The Bulldogs know they’ll need all the firepower they can muster heading to Knoxville this Saturday for the SEC finale against Tennessee (3:30 p.m., CBS). The Vols (5-4, 3-3 SEC) come in averaging 38.2 points per game, which just two-tenths of a point less than Georgia.
Tennessee has been particularly explosive in their victories, averaging 49.2 points. Those include this past Saturday’s 45-42 win over Kentucky in Lexington. Georgia beat the Wildcats 30-13 in Athens on Oct. 16.
The Bulldogs had to turn to their passing attack this past Saturday when Missouri loaded up to stuff the run. Quarterbacks Stetson Bennett and JT Daniels completed 20 passes to 11 different receivers. Their completions averaged 16.9 yards.
“You hope to be just as good throwing the ball as running the ball, so they have to pick their poison,” said Bennett, who had 255 yards and 2 TDs on 13 of-19 passing. “If (defenses) go all out to stop one, the other one’s going to bite them.”
Burton and Rosemy-Jacksaint, former starters both, have played sporadically throughout the season due to chronic injuries. Burton has been battling hamstring and groin pulls. Rosemy-Jacksaint has yet to fully recover from an ankle fracture/dislocation that occurred last season.
Smith missed five games in a row with a nasty lower-leg bruise before returning for spot duty against Florida. Saturday was the first time he was able to return to the receiver rotation.
Smith is gives Georgia a different level of speed at receiver. He ran the lead-off leg for Georgia’s NCAA finalist 4x100-meter relay team. He’s been timed at 10.18 in the 100 meters. Or, as Bennett says, “he’s stupid fast.”
Burton is not quite as fast but has good speed and exceptional pass-catching skills.
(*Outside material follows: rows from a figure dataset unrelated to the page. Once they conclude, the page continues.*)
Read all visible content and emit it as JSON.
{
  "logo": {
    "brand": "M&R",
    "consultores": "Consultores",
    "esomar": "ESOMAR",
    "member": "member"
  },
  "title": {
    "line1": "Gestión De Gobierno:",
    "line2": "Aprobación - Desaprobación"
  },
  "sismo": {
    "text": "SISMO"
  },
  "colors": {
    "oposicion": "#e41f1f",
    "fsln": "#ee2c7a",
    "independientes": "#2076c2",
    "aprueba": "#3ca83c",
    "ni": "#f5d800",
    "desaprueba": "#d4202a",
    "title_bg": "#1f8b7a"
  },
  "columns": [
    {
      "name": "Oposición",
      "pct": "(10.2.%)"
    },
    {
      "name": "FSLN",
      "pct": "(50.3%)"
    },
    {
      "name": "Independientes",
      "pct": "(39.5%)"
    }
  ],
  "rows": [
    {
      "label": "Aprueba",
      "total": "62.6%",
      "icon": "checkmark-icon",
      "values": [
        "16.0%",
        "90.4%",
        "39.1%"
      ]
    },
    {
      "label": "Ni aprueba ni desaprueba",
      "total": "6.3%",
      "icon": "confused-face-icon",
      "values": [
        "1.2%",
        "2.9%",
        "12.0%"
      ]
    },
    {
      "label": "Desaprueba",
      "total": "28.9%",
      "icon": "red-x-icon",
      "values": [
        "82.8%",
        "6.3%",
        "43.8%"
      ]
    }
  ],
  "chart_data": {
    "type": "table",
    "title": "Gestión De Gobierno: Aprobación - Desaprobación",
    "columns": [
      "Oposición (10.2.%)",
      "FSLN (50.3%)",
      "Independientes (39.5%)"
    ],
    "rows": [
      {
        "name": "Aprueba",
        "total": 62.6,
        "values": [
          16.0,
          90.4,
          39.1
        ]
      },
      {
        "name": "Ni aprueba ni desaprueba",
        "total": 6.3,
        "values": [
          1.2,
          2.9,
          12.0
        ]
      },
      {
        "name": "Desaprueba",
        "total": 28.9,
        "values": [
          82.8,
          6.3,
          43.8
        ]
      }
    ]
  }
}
Rosemy-Jacksaint has big, strong hands and specializes in catching hard throws in tight coverage.
Junior Kearis Jackson, another former starter, only recently got fully re-involved in the receiver rotation. The first third of the regular season he was still recovering from off-season arthroscopic knee surgery.
“It fires me up that we have guys on the outside like that,” Bennett said. “That ball I threw to Jermaine, the big one (for 47 yards) where I underthrew it, he just went up and made the catch. It’s exciting to see.”
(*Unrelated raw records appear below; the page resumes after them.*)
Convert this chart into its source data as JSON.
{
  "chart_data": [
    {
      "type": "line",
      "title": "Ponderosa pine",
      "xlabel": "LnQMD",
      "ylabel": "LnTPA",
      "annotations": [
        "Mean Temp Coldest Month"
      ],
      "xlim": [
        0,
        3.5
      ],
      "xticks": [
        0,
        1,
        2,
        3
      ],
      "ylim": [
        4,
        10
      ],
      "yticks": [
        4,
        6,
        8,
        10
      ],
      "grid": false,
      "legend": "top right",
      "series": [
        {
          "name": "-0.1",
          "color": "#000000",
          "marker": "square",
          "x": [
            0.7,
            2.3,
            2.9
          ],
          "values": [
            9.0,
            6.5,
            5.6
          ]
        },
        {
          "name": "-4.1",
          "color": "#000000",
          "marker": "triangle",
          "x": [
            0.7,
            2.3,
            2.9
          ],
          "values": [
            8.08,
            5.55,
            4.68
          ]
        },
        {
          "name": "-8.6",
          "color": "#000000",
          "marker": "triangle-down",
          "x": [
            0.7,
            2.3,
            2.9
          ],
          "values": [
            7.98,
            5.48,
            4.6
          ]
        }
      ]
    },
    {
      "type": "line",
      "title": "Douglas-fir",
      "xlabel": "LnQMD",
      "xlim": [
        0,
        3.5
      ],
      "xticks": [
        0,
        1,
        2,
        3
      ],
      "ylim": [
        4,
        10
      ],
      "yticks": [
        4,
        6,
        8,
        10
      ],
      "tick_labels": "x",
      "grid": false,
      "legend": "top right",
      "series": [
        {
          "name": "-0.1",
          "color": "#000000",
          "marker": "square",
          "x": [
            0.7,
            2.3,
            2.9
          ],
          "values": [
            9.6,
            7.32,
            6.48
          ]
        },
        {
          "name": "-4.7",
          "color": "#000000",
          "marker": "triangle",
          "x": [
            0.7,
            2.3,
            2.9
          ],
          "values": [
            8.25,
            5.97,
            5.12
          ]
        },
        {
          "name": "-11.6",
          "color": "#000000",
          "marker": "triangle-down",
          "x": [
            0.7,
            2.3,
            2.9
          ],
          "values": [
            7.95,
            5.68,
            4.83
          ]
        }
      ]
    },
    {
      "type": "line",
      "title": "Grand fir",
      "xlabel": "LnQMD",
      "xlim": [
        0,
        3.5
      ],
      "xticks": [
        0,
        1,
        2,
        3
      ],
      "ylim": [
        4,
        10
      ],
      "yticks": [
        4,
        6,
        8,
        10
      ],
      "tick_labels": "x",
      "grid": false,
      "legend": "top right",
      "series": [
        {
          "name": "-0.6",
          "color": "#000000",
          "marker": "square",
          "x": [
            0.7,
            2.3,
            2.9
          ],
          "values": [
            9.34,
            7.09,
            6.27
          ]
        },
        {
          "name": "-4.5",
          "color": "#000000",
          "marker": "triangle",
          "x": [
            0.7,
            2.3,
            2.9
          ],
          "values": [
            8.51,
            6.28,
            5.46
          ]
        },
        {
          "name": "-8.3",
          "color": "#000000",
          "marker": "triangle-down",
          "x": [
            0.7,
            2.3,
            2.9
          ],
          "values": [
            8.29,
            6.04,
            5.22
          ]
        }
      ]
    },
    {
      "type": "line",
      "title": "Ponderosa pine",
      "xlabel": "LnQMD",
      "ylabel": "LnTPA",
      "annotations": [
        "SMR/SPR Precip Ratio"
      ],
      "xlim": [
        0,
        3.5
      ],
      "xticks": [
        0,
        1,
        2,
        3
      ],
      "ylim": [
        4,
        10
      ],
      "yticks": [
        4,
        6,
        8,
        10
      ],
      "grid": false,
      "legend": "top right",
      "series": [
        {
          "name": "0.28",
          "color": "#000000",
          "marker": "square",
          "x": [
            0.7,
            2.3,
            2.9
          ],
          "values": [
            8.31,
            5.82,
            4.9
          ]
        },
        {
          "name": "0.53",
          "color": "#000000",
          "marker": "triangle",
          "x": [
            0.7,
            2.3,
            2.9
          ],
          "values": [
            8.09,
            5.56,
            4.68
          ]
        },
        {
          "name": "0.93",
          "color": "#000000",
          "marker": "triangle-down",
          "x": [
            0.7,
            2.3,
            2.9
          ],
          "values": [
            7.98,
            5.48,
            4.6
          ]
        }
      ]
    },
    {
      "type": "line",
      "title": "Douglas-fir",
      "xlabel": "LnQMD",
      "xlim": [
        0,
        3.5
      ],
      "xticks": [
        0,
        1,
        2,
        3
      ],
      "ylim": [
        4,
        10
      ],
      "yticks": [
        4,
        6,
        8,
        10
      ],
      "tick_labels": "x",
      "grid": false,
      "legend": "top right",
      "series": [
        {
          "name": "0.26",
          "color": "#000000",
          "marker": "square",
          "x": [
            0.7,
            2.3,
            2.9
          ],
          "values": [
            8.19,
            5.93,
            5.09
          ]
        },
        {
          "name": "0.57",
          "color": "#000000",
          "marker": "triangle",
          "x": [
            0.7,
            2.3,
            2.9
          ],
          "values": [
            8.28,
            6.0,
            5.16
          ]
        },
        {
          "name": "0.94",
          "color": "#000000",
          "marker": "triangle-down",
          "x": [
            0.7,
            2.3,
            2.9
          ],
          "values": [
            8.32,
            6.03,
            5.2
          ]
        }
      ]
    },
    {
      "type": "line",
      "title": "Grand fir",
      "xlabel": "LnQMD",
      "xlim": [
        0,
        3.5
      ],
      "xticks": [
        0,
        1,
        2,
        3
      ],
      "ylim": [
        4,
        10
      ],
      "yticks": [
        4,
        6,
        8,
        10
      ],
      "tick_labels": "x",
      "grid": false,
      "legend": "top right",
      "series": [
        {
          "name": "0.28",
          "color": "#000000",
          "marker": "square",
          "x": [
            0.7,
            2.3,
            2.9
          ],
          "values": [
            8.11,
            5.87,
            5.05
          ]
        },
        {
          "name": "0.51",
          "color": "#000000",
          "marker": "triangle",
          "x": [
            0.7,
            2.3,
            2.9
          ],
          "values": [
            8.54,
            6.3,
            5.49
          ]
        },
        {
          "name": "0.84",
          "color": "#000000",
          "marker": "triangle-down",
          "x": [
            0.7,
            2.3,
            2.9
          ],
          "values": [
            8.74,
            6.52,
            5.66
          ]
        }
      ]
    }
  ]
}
The best news for the Bulldogs is those players’ absences helped speed up the development of other young wideouts such as freshmen Ladd McConkey and A.D. Mitchell. Along with an exceptional tight end group led by Brock Bowers and Darnell Washington, Georgia quarterbacks have a lot of options.
“With the protection that the O-line gives me, I have time to read it out,” Bennett said.
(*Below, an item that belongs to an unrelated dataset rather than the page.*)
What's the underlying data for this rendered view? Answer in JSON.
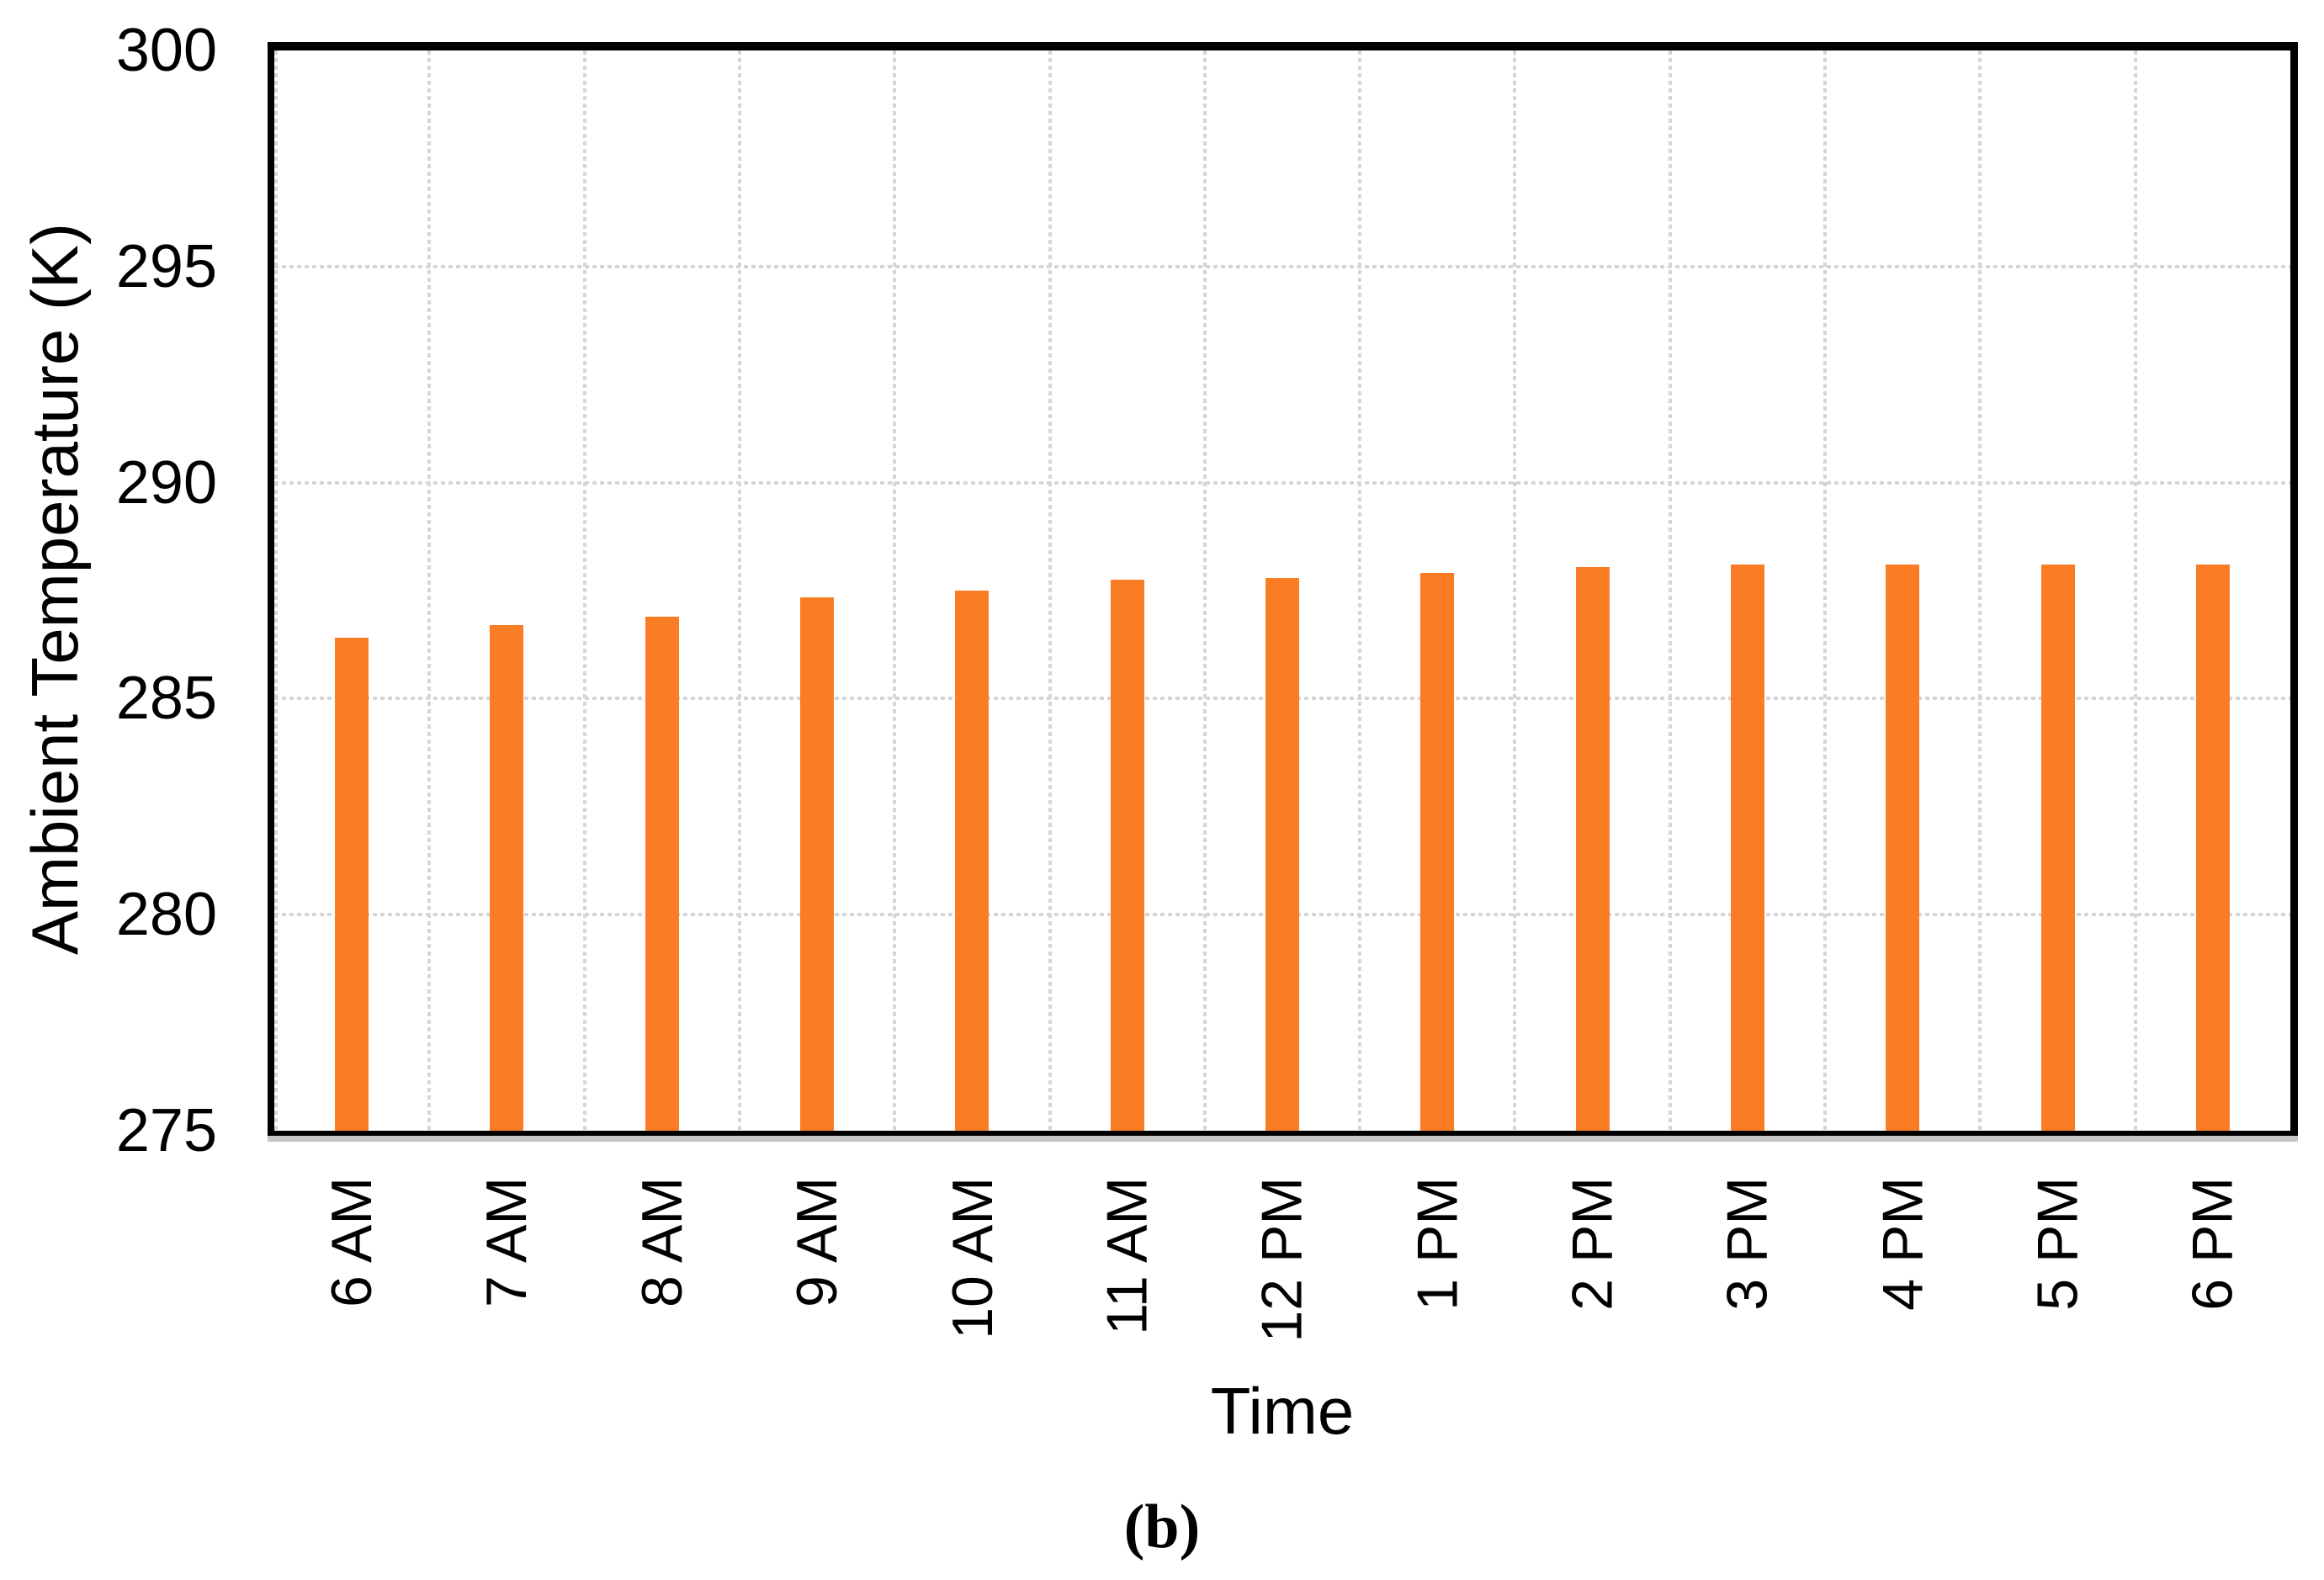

As the season rolls on, Georgia is going to need them all. Tennessee represents the greatest challenge remaining in the regular season. No. 2 Alabama likely awaits in the SEC Championship game.
“A lot of those guys are youthful and we have to go through these, I don’t know what you call them, learning experiences; these moments of just growing,” Smart said of Georgia’s receiving corps. “… We have to get better because the games are getting nothing but bigger and bigger and bigger each week.”